Note that the MAXSPLIT argument serves the same purpose as the END
range delimiter. For example, string-tokenize accepts 'start' and
'end' optional arguments; in which case it operates on a substring of
the original string. The MAXSPLIT argument of string-split likewise
constraints parsing only to a part of the original string. It
appears to me however that MAXSPLIT is slightly more convenient in the
context string-split is commonly used; you don't need to scan the
string to find the location where you want the parsing
stop. Furthermore, the MAXSPLIT argument can easily solve some of the
problems you posed:

>    - Number of fields to parse. You might want
>             - as many as exist,
	==> omit MAXSPLIT
>             - exactly N, or error,
>             - at least N, or error.
	==> set MAXSPLIT to N+1 and then count the elements in the
	resulting list. It's up to you to report an error.

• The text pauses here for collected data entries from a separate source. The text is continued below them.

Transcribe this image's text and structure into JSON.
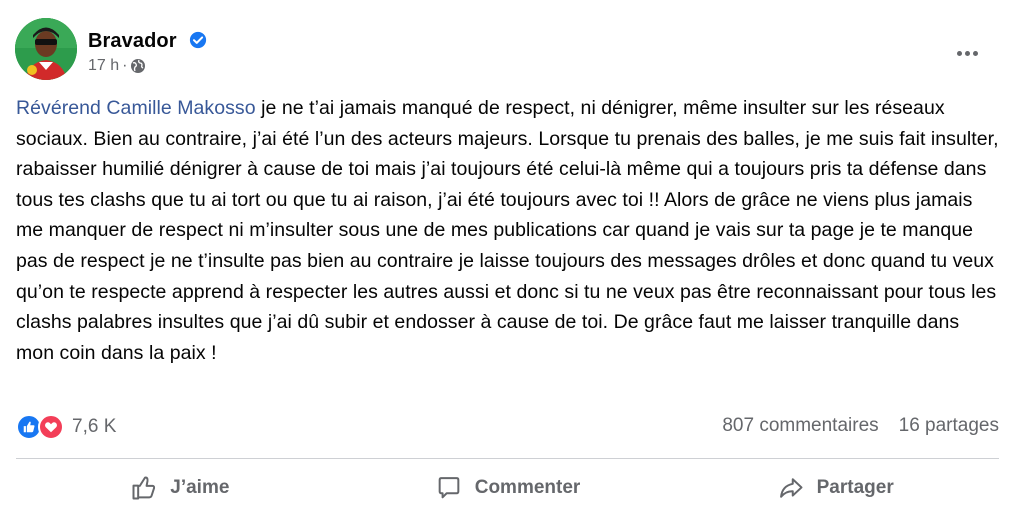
{
  "post": {
    "author": "Bravador",
    "time": "17 h",
    "time_separator": "·",
    "mention": "Révérend  Camille Makosso",
    "text": " je ne t’ai jamais manqué de respect, ni dénigrer, même insulter sur les réseaux sociaux. Bien au contraire, j’ai été l’un des acteurs majeurs. Lorsque tu prenais des balles, je me suis fait insulter, rabaisser humilié dénigrer à cause de toi mais j’ai toujours été celui-là même qui a toujours pris ta défense dans tous tes clashs que tu ai tort ou que tu ai raison, j’ai été toujours avec toi !! Alors de grâce ne viens plus jamais me manquer de respect ni m’insulter sous une de mes publications car quand je vais sur ta page je te manque pas de respect je ne t’insulte pas bien au contraire je laisse toujours des messages drôles et donc quand tu veux qu’on te respecte apprend à respecter les autres aussi et donc si tu ne veux pas être reconnaissant pour tous les clashs  palabres insultes que j’ai dû subir et endosser à cause de toi. De grâce faut me laisser tranquille dans mon coin dans la paix !"
  },
  "stats": {
    "reactions": "7,6 K",
    "comments": "807 commentaires",
    "shares": "16 partages"
  },
  "actions": {
    "like": "J’aime",
    "comment": "Commenter",
    "share": "Partager"
  },
  "colors": {
    "mention": "#385898",
    "secondary_text": "#65676b",
    "like_blue": "#1877f2",
    "love_red": "#f33e58"
  },
  "icons": [
    "verified-badge-icon",
    "globe-icon",
    "more-options-icon",
    "like-reaction-icon",
    "love-reaction-icon",
    "thumbs-up-icon",
    "comment-icon",
    "share-icon"
  ]
}
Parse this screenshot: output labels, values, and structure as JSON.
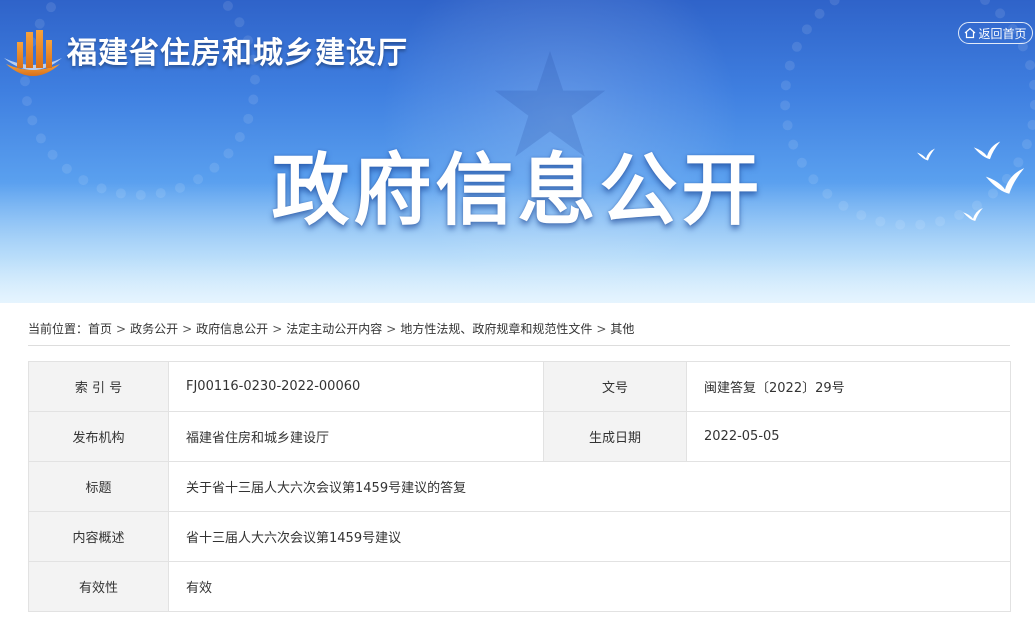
{
  "header": {
    "site_title": "福建省住房和城乡建设厅",
    "back_label": "返回首页",
    "hero_title": "政府信息公开",
    "icons": [
      "logo-icon",
      "home-icon",
      "star-emblem",
      "dove-icon"
    ]
  },
  "breadcrumb": {
    "prefix": "当前位置：",
    "separator": ">",
    "items": [
      "首页",
      "政务公开",
      "政府信息公开",
      "法定主动公开内容",
      "地方性法规、政府规章和规范性文件",
      "其他"
    ]
  },
  "info_table": {
    "index_label": "索 引 号",
    "index_value": "FJ00116-0230-2022-00060",
    "doc_no_label": "文号",
    "doc_no_value": "闽建答复〔2022〕29号",
    "publisher_label": "发布机构",
    "publisher_value": "福建省住房和城乡建设厅",
    "date_label": "生成日期",
    "date_value": "2022-05-05",
    "title_label": "标题",
    "title_value": "关于省十三届人大六次会议第1459号建议的答复",
    "summary_label": "内容概述",
    "summary_value": "省十三届人大六次会议第1459号建议",
    "validity_label": "有效性",
    "validity_value": "有效"
  },
  "colors": {
    "banner_top": "#2f63c9",
    "banner_bottom": "#dff1fd",
    "label_bg": "#f3f3f3",
    "border": "#e2e2e2",
    "logo_orange": "#e8821e"
  }
}
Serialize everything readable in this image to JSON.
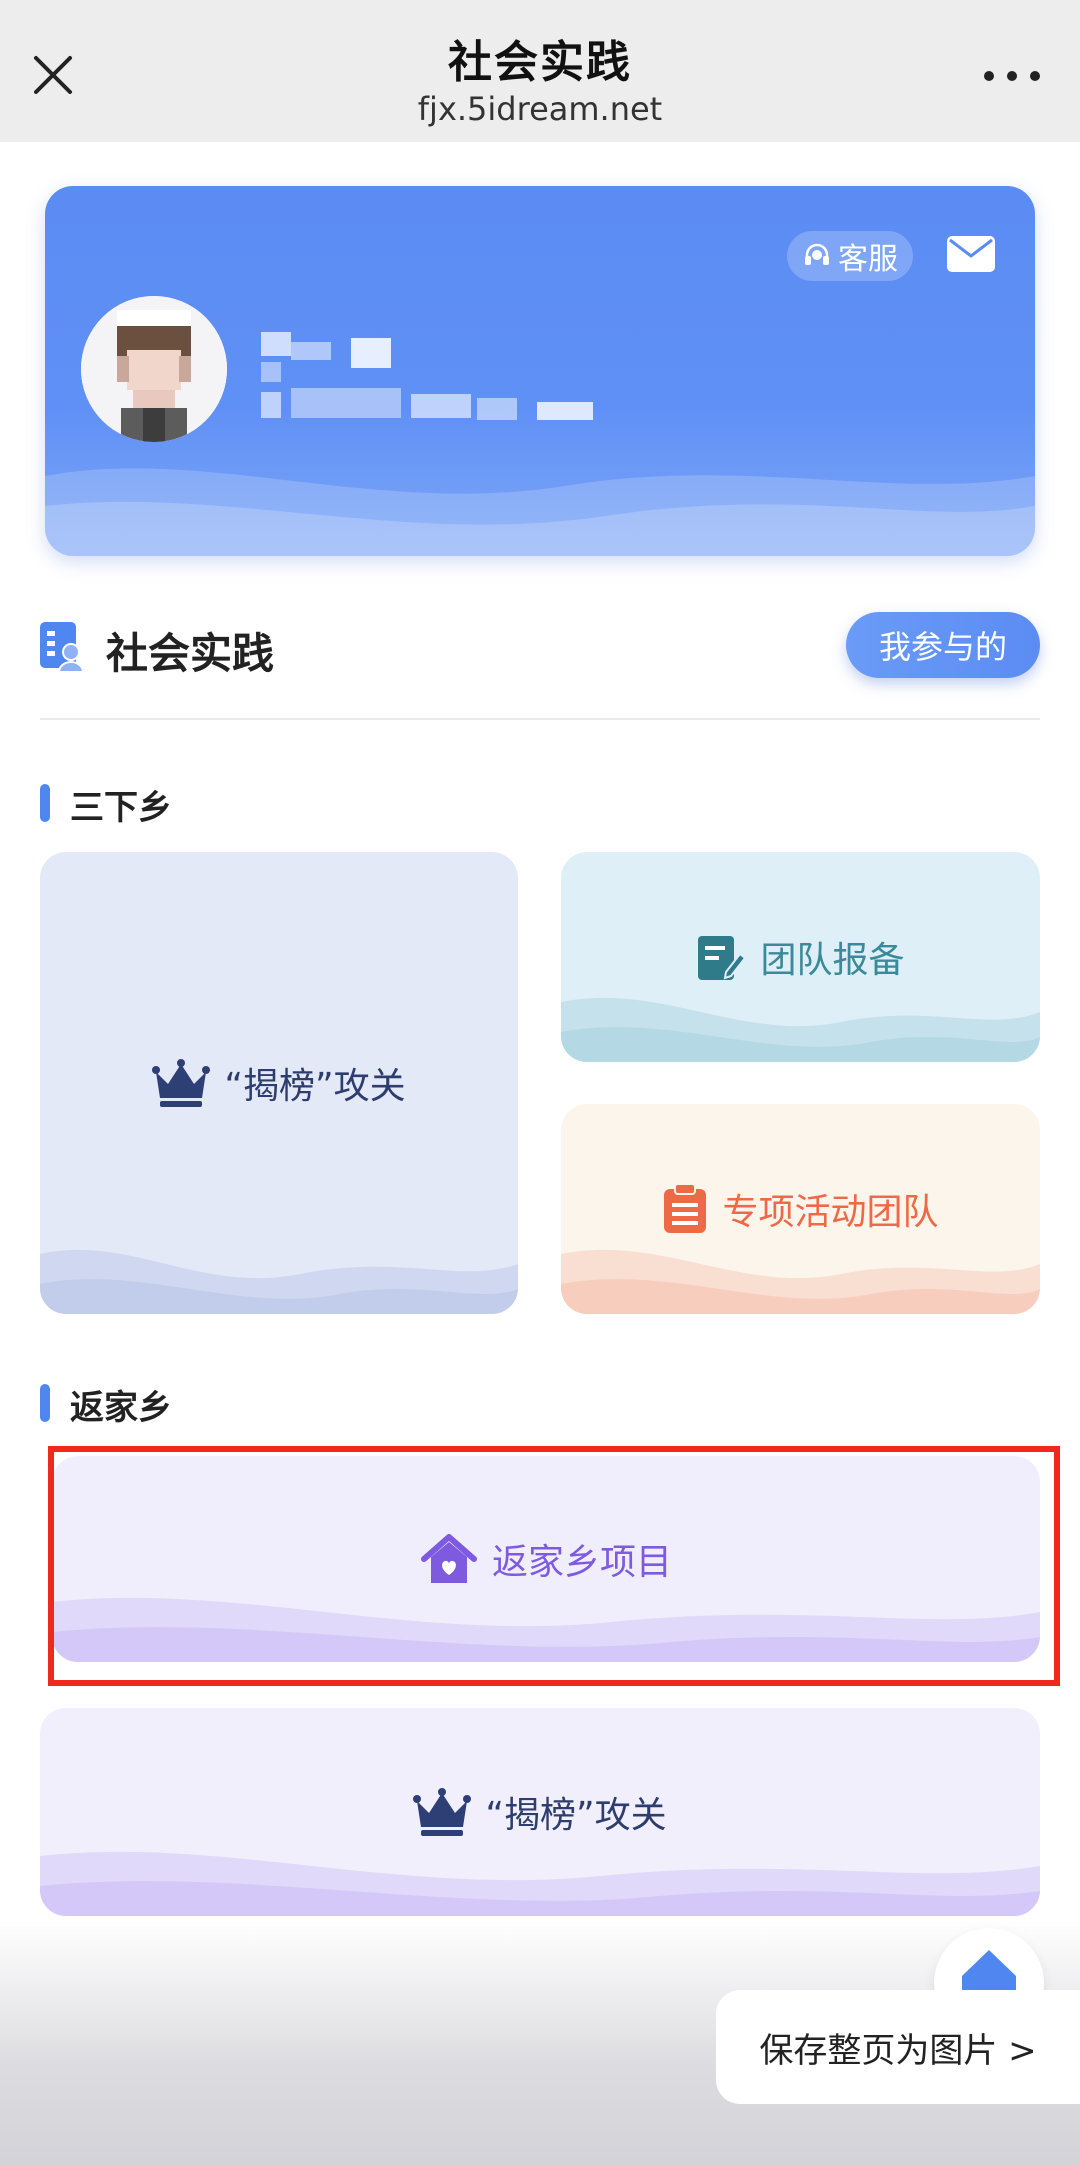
{
  "topbar": {
    "title": "社会实践",
    "url": "fjx.5idream.net"
  },
  "profile": {
    "service_label": "客服",
    "colors": {
      "banner": "#5b8cf3"
    }
  },
  "section": {
    "title": "社会实践",
    "mine_button": "我参与的"
  },
  "groups": [
    {
      "label": "三下乡",
      "tiles": [
        {
          "label": "“揭榜”攻关",
          "icon": "crown-icon"
        },
        {
          "label": "团队报备",
          "icon": "edit-document-icon"
        },
        {
          "label": "专项活动团队",
          "icon": "clipboard-icon"
        }
      ]
    },
    {
      "label": "返家乡",
      "tiles": [
        {
          "label": "返家乡项目",
          "icon": "home-heart-icon"
        },
        {
          "label": "“揭榜”攻关",
          "icon": "crown-icon"
        }
      ]
    }
  ],
  "save_page": "保存整页为图片 >",
  "colors": {
    "accent": "#4f86f0",
    "highlight": "#f0291d",
    "team_text": "#3b8a99",
    "special_text": "#ee6a46",
    "home_text": "#7d5ae0"
  }
}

BTW, string-split-ws can easily be overloaded with a generic
string-split. I agree "Scheme makes it difficult to have different,
independent sets of optional args, since you have to order
them". However, we can use types of arguments to disambiguate a
call. For example, MAXSPLIT must be an integer.

	If someone finds string-split useful for his particular
problem, I'm happy. If he finds that his requirements are more complex
-- then he probably ought to use string-tokenize, or a more general
parsing engine. Isn't that the approach of string-tokenize?

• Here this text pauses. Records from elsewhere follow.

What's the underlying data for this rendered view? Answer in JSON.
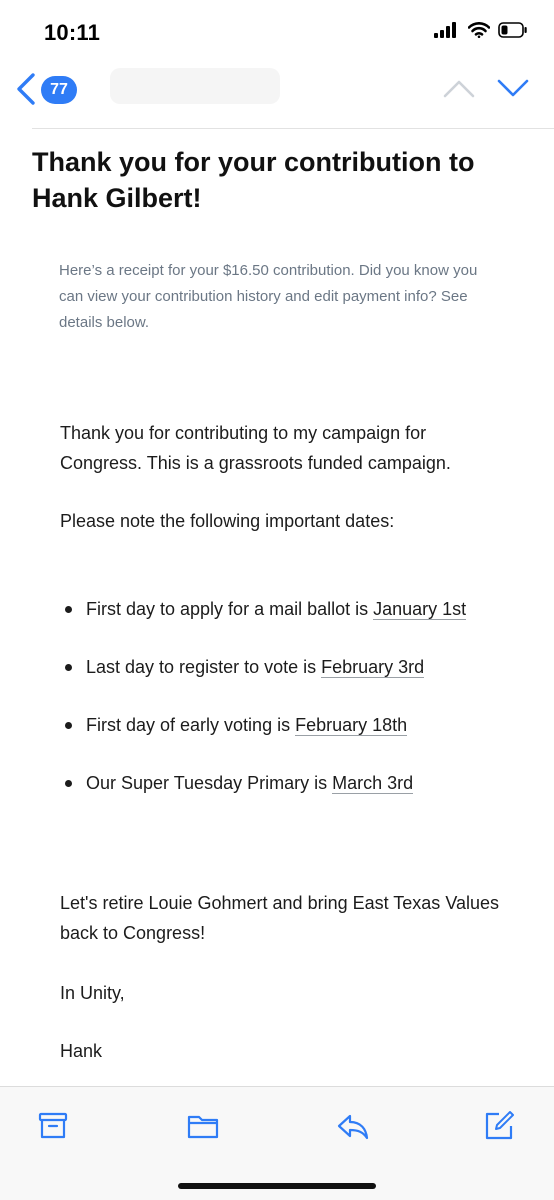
{
  "status_bar": {
    "time": "10:11",
    "icons": [
      "signal-icon",
      "wifi-icon",
      "battery-icon"
    ]
  },
  "nav": {
    "back_icon": "chevron-left-icon",
    "message_count": "77",
    "up_icon": "chevron-up-icon",
    "down_icon": "chevron-down-icon",
    "accent_color": "#2f7cf6"
  },
  "email": {
    "title": "Thank you for your contribution to Hank Gilbert!",
    "receipt_note": "Here’s a receipt for your $16.50 contribution. Did you know you can view your contribution history and edit payment info? See details below.",
    "paragraph_1": "Thank you for contributing to my campaign for Congress. This is a grassroots funded campaign.",
    "paragraph_2": "Please note the following important dates:",
    "bullets": [
      {
        "text": "First day to apply for a mail ballot is ",
        "date": "January 1st"
      },
      {
        "text": "Last day to register to vote is ",
        "date": "February 3rd"
      },
      {
        "text": "First day of early voting is ",
        "date": "February 18th"
      },
      {
        "text": "Our Super Tuesday Primary is ",
        "date": "March 3rd"
      }
    ],
    "paragraph_3": "Let's retire Louie Gohmert and bring East Texas Values back to Congress!",
    "closing": "In Unity,",
    "signature": "Hank"
  },
  "toolbar": {
    "icons": [
      "archive-icon",
      "folder-icon",
      "reply-icon",
      "compose-icon"
    ]
  }
}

	BTW, the same approach -- define the most generic and a few
most common procedures -- applies equally to string->integer.

> This is a can of worms. string->integer is undoubtedly useful. But so
> is string->floating-point. What about base? Return #f or raise an
> error on bad syntax?

Well, if someone wants to get a floating-point number, or deal with
base, bitstrings etc., he should use string->number. string->integer
is only to parse a string of digits. Period. It's a one-trick
pony. string->integer never raises any error: if it does not like
something it returns #f.
Speaking of string->number, do you want to make it accept (start, end)
arguments? This could be quite convenient...

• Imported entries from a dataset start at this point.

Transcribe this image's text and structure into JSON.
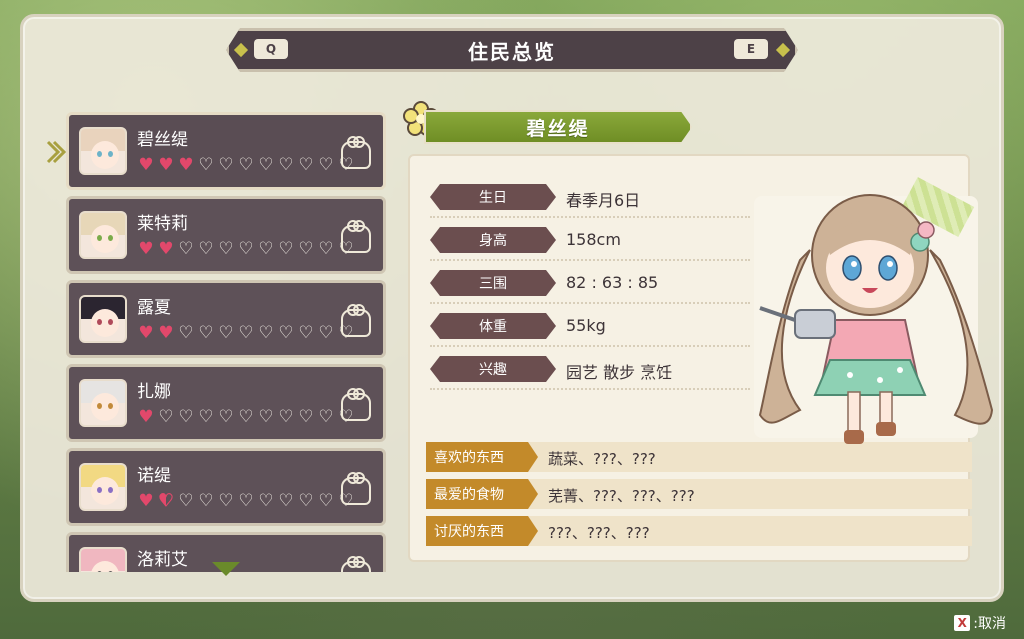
{
  "header": {
    "title": "住民总览",
    "prev_key": "Q",
    "next_key": "E"
  },
  "residents": [
    {
      "name": "碧丝缇",
      "hearts_filled": 3,
      "hearts_total": 11,
      "selected": true,
      "hair": "#e9d3bd",
      "eye": "#6cb2c8"
    },
    {
      "name": "莱特莉",
      "hearts_filled": 2,
      "hearts_total": 11,
      "selected": false,
      "hair": "#e7d7b8",
      "eye": "#7bab4a"
    },
    {
      "name": "露夏",
      "hearts_filled": 2,
      "hearts_total": 11,
      "selected": false,
      "hair": "#2b2530",
      "eye": "#b04a5a"
    },
    {
      "name": "扎娜",
      "hearts_filled": 1,
      "hearts_total": 11,
      "selected": false,
      "hair": "#e6e4e2",
      "eye": "#c28a3a"
    },
    {
      "name": "诺缇",
      "hearts_filled": 1.5,
      "hearts_total": 11,
      "selected": false,
      "hair": "#f2d983",
      "eye": "#8a6fc4"
    },
    {
      "name": "洛莉艾",
      "hearts_filled": 0,
      "hearts_total": 11,
      "selected": false,
      "hair": "#f0b7c0",
      "eye": "#5c5c5c"
    }
  ],
  "profile": {
    "name": "碧丝缇",
    "stats": [
      {
        "label": "生日",
        "value": "春季月6日"
      },
      {
        "label": "身高",
        "value": "158cm"
      },
      {
        "label": "三围",
        "value": "82 : 63 : 85"
      },
      {
        "label": "体重",
        "value": "55kg"
      },
      {
        "label": "兴趣",
        "value": "园艺 散步 烹饪"
      }
    ],
    "preferences": [
      {
        "label": "喜欢的东西",
        "value": "蔬菜、???、???"
      },
      {
        "label": "最爱的食物",
        "value": "芜菁、???、???、???"
      },
      {
        "label": "讨厌的东西",
        "value": "???、???、???"
      }
    ]
  },
  "footer": {
    "cancel_key": "X",
    "cancel_label": ":取消"
  },
  "colors": {
    "heart": "#e2486b",
    "accent_green": "#7a9a2e",
    "panel_dark": "#5e5158",
    "pref_label": "#c38a2a"
  }
}
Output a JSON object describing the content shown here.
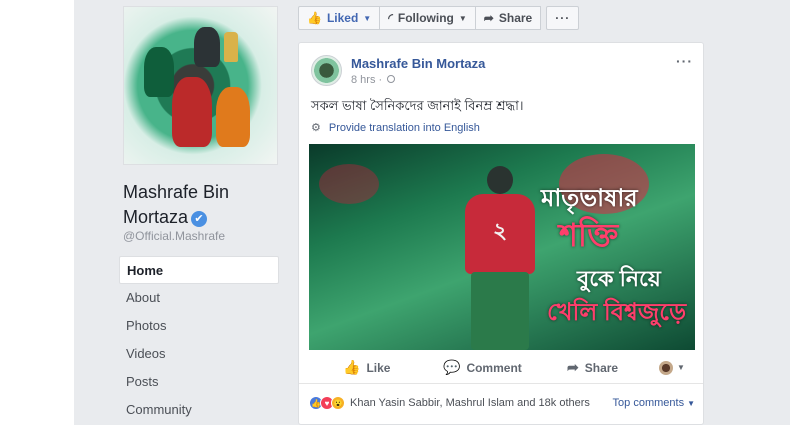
{
  "profile": {
    "name": "Mashrafe Bin Mortaza",
    "handle": "@Official.Mashrafe",
    "verified_glyph": "✔"
  },
  "nav": {
    "items": [
      {
        "label": "Home"
      },
      {
        "label": "About"
      },
      {
        "label": "Photos"
      },
      {
        "label": "Videos"
      },
      {
        "label": "Posts"
      },
      {
        "label": "Community"
      }
    ]
  },
  "actions": {
    "liked": "Liked",
    "following": "Following",
    "share": "Share",
    "more": "···"
  },
  "post": {
    "author": "Mashrafe Bin Mortaza",
    "time": "8 hrs",
    "text": "সকল ভাষা সৈনিকদের জানাই বিনম্র শ্রদ্ধা।",
    "translate": "Provide translation into English",
    "more": "···",
    "image": {
      "line1": "মাতৃভাষার",
      "line2": "শক্তি",
      "line3": "বুকে নিয়ে",
      "line4": "খেলি বিশ্বজুড়ে",
      "jersey_number": "২"
    },
    "buttons": {
      "like": "Like",
      "comment": "Comment",
      "share": "Share"
    },
    "reactions_summary": "Khan Yasin Sabbir, Mashrul Islam and 18k others",
    "top_comments": "Top comments"
  },
  "icons": {
    "like": "thumbs-up-icon",
    "following": "rss-icon",
    "share": "share-arrow-icon",
    "comment": "speech-bubble-icon",
    "globe": "globe-icon",
    "gear": "gear-icon"
  },
  "colors": {
    "link": "#365899",
    "accent": "#4267b2",
    "background": "#e9ebee"
  }
}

	Why is string->integer singled out, of all the possible
string->xxx-number?
	- Because, IMHO, dealing with a sequence of digits
is quite common;
	- Because this conversion can be made rather efficient
(base 10 can be hardwired; multiplication by 10 can be done with two
shifts and an addition).
	- Because it keeps one from surprises. For example, I had to deal
with forms made of groups of digits. Occasionally some other characters
may crop up; in which case I had to report an error intelligently.
I wrote
	(let ((val (string->number token)))
	  (and (integer? val) (do-deal-with val)))
Imagine my surprise when the token happened to be "1S2" yet the val passed
the integer? test. Eventually the faulty token triggered another check
and the error got reported, but recovery became more complex. Also,
imagine what happens given the token "1/0". You're either at the mercy
of your implementation's exception system, or you have to prescan the
token to make sure it is indeed made of digits.

	Sorry for ranting.